I am plotting a tree with rpart.plot::prp()
, much like:
library("rpart.plot")
data("ptitanic")
data <- ptitanic
data$sibsp <- as.integer(data$sibsp) # just to show that these are integers
data$age <- as.integer(data$age) # just to show that these are integers
tree <- rpart(survived~., data=data, cp=.02)
prp(tree, , fallen.leaves = FALSE, type=4, extra=1, varlen=0, faclen=0, yesno.yshift=-1)
Even though certain variables are integers (age
and sibsp
), rpart
creates a seemingly arbitrary split point, which confuses the viewer.

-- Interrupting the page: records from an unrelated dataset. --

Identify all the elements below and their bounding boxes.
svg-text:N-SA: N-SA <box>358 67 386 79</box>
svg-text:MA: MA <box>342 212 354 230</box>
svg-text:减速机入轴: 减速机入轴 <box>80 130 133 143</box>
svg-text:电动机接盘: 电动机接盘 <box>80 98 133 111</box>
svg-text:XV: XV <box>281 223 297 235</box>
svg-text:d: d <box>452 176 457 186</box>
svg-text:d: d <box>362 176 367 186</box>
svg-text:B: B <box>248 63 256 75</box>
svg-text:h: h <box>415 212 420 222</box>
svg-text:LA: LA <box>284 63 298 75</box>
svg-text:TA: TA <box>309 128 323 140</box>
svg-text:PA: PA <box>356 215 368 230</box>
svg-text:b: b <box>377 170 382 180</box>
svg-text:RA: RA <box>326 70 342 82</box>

Nobody has 2.5 siblings/spouses aboard -- the logical split is sibsp >= 3
I have looked at split.fun
in this excellent tutorial and ?prp
. Other than using a regex to capture the number, format it properly, and replace it in the label string, I can't think of any solutions within prp
.
A workaround I am considering is to pass a modified tree
(object of class rpart
) where the contents have been rounded. Is it possible to do this by modifying tree$splits
?
Any other ideas?
Version 3.0.0 of the rpart.plot package (July 2018) treats predictors with integer values specially to automatically get the results you want.
So rpart.plot
now automatically prints sibsp >= 3
instead of sibsp >= 2.5
, since it sees that in the training data all values of sibsp
are integral.
Section 4.1 of the vignette for the rpart.plot package has an example.